Sorriso Maroto – Sinais (Ao Vivo) – 2010
“Para não serdes os martirizados escravos do Tempo, embriagai-vos; embriagai-vos sem tréguas! De vinho, de poesia ou de virtude, a vossa escolha.” – Charles Baudelaire
O tempo, essa medida arbitrária da duração das coisas, essa série initerrupta e eterna de instantes. A intransponível barreira do passado nunca representou maior – e mais árduo – obstáculo. O que foi não volta mais, e às cinzas só resta a dolorosa saudade de seu prévio existir como (ins-pira-da?) fogueira – sem ir além, à lenha. A polaróide de um tempo que se foi, tão instantânea quanto (vã) evanescente, a marca indelével, ainda leve, de uma vida passada.

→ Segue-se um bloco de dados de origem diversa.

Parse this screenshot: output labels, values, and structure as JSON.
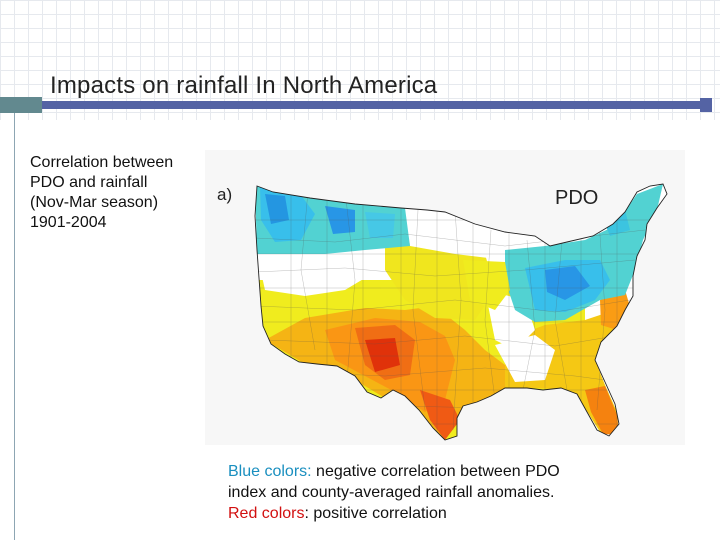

O antes anterior, tão verde quanto a proverbial grama do vizinho. O passado, esse vizinho de gramado vistoso, transforma o presente numa palha cinza e seca, pronta para entrar em ebulição na primeira fagulha da saudade.

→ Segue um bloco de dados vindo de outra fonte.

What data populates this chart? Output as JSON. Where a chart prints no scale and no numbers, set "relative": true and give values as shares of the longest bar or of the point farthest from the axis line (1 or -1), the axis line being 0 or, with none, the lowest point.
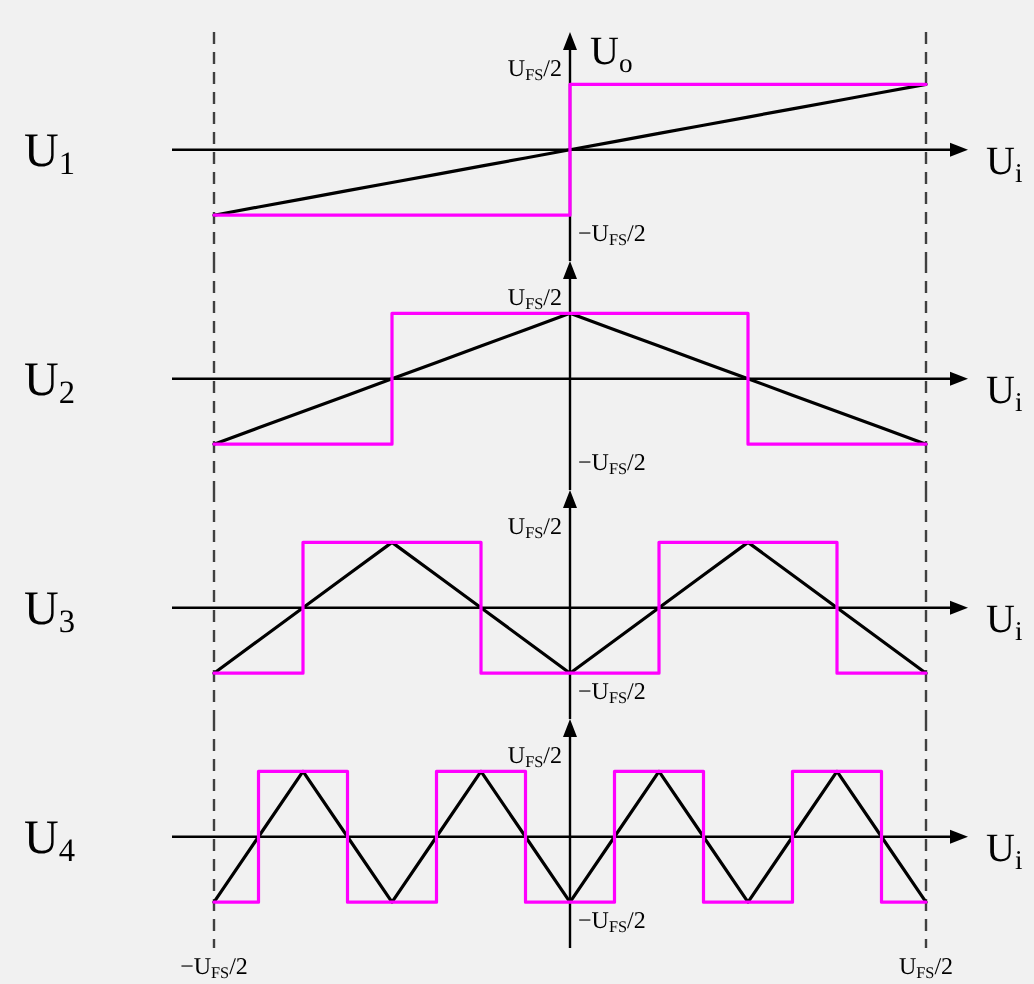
{
  "chart_data": [
    {
      "type": "line",
      "title": "U$_{1}$",
      "xlabel": "U$_{i}$",
      "ylabel": "U$_{o}$",
      "relative": true,
      "tick_labels": false,
      "categories": [
        "−U$_{FS}$/2",
        null,
        null,
        null,
        null,
        null,
        null,
        null,
        null,
        null,
        null,
        null,
        null,
        null,
        null,
        null,
        "U$_{FS}$/2"
      ],
      "series": [
        {
          "color": "#000000",
          "values": [
            -1,
            -0.875,
            -0.75,
            -0.625,
            -0.5,
            -0.375,
            -0.25,
            -0.125,
            0,
            0.125,
            0.25,
            0.375,
            0.5,
            0.625,
            0.75,
            0.875,
            1
          ]
        },
        {
          "type": "step",
          "color": "#ff00ff",
          "values": [
            -1,
            -1,
            -1,
            -1,
            -1,
            -1,
            -1,
            -1,
            1,
            1,
            1,
            1,
            1,
            1,
            1,
            1,
            1
          ]
        }
      ],
      "annotations": [
        "U$_{FS}$/2",
        "−U$_{FS}$/2"
      ],
      "ref_lines": [
        {
          "axis": "x",
          "value": "−U$_{FS}$/2",
          "color": "#404040",
          "line_style": "dashed"
        },
        {
          "axis": "x",
          "value": "U$_{FS}$/2",
          "color": "#404040",
          "line_style": "dashed"
        }
      ]
    },
    {
      "type": "line",
      "title": "U$_{2}$",
      "xlabel": "U$_{i}$",
      "relative": true,
      "tick_labels": false,
      "categories": [
        "−U$_{FS}$/2",
        null,
        null,
        null,
        null,
        null,
        null,
        null,
        null,
        null,
        null,
        null,
        null,
        null,
        null,
        null,
        "U$_{FS}$/2"
      ],
      "series": [
        {
          "color": "#000000",
          "values": [
            -1,
            -0.75,
            -0.5,
            -0.25,
            0,
            0.25,
            0.5,
            0.75,
            1,
            0.75,
            0.5,
            0.25,
            0,
            -0.25,
            -0.5,
            -0.75,
            -1
          ]
        },
        {
          "type": "step",
          "color": "#ff00ff",
          "values": [
            -1,
            -1,
            -1,
            -1,
            1,
            1,
            1,
            1,
            1,
            1,
            1,
            1,
            -1,
            -1,
            -1,
            -1,
            -1
          ]
        }
      ],
      "annotations": [
        "U$_{FS}$/2",
        "−U$_{FS}$/2"
      ],
      "ref_lines": [
        {
          "axis": "x",
          "value": "−U$_{FS}$/2",
          "color": "#404040",
          "line_style": "dashed"
        },
        {
          "axis": "x",
          "value": "U$_{FS}$/2",
          "color": "#404040",
          "line_style": "dashed"
        }
      ]
    },
    {
      "type": "line",
      "title": "U$_{3}$",
      "xlabel": "U$_{i}$",
      "relative": true,
      "tick_labels": false,
      "categories": [
        "−U$_{FS}$/2",
        null,
        null,
        null,
        null,
        null,
        null,
        null,
        null,
        null,
        null,
        null,
        null,
        null,
        null,
        null,
        "U$_{FS}$/2"
      ],
      "series": [
        {
          "color": "#000000",
          "values": [
            -1,
            -0.5,
            0,
            0.5,
            1,
            0.5,
            0,
            -0.5,
            -1,
            -0.5,
            0,
            0.5,
            1,
            0.5,
            0,
            -0.5,
            -1
          ]
        },
        {
          "type": "step",
          "color": "#ff00ff",
          "values": [
            -1,
            -1,
            1,
            1,
            1,
            1,
            -1,
            -1,
            -1,
            -1,
            1,
            1,
            1,
            1,
            -1,
            -1,
            -1
          ]
        }
      ],
      "annotations": [
        "U$_{FS}$/2",
        "−U$_{FS}$/2"
      ],
      "ref_lines": [
        {
          "axis": "x",
          "value": "−U$_{FS}$/2",
          "color": "#404040",
          "line_style": "dashed"
        },
        {
          "axis": "x",
          "value": "U$_{FS}$/2",
          "color": "#404040",
          "line_style": "dashed"
        }
      ]
    },
    {
      "type": "line",
      "title": "U$_{4}$",
      "xlabel": "U$_{i}$",
      "relative": true,
      "tick_labels": "x",
      "categories": [
        "−U$_{FS}$/2",
        null,
        null,
        null,
        null,
        null,
        null,
        null,
        null,
        null,
        null,
        null,
        null,
        null,
        null,
        null,
        "U$_{FS}$/2"
      ],
      "series": [
        {
          "color": "#000000",
          "values": [
            -1,
            0,
            1,
            0,
            -1,
            0,
            1,
            0,
            -1,
            0,
            1,
            0,
            -1,
            0,
            1,
            0,
            -1
          ]
        },
        {
          "type": "step",
          "color": "#ff00ff",
          "values": [
            -1,
            1,
            1,
            -1,
            -1,
            1,
            1,
            -1,
            -1,
            1,
            1,
            -1,
            -1,
            1,
            1,
            -1,
            -1
          ]
        }
      ],
      "annotations": [
        "U$_{FS}$/2",
        "−U$_{FS}$/2"
      ],
      "ref_lines": [
        {
          "axis": "x",
          "value": "−U$_{FS}$/2",
          "color": "#404040",
          "line_style": "dashed"
        },
        {
          "axis": "x",
          "value": "U$_{FS}$/2",
          "color": "#404040",
          "line_style": "dashed"
        }
      ]
    }
  ]
}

Bruno, Cris, Fred, Sérgio e Vinícius, mais do que nunca, exigem a volta do que foi, às voltas com o que foi. Orfeus às avessas, são condenados à sempre olharem para trás, nunca vendo o futuro que lhes espera à frente. Dessa forma, nunca trarão sua simbólica Eurídice (uma mulher de mil facetas – ou mil mulheres de uma faceta?) de volta à vida. Desejam retornar àquele gramado ensolarado, e viver novamente aquele amor – se é que o amor foi vivido da primeira vez. Pois há a possibilidade de Sorriso Maroto estar versando sobre a memória inventada, sobre o reflexo e não sobre o que era refletido – num espelho que, a cada dia, insiste que não há memória mais clara do que a de si (para si?) própria: a memória em si. Os “Sinais”, mais do que os signos, mais importantes do que o significado, como diria, sobretudo, Walter Benjamin.
Sorriso Maroto? Sorriso Mar-oto. So-ri-so Garoto. So-riso Ma-roto.
Ao Sorriso Maroto, agora, tragicamente, resta somente o futuro.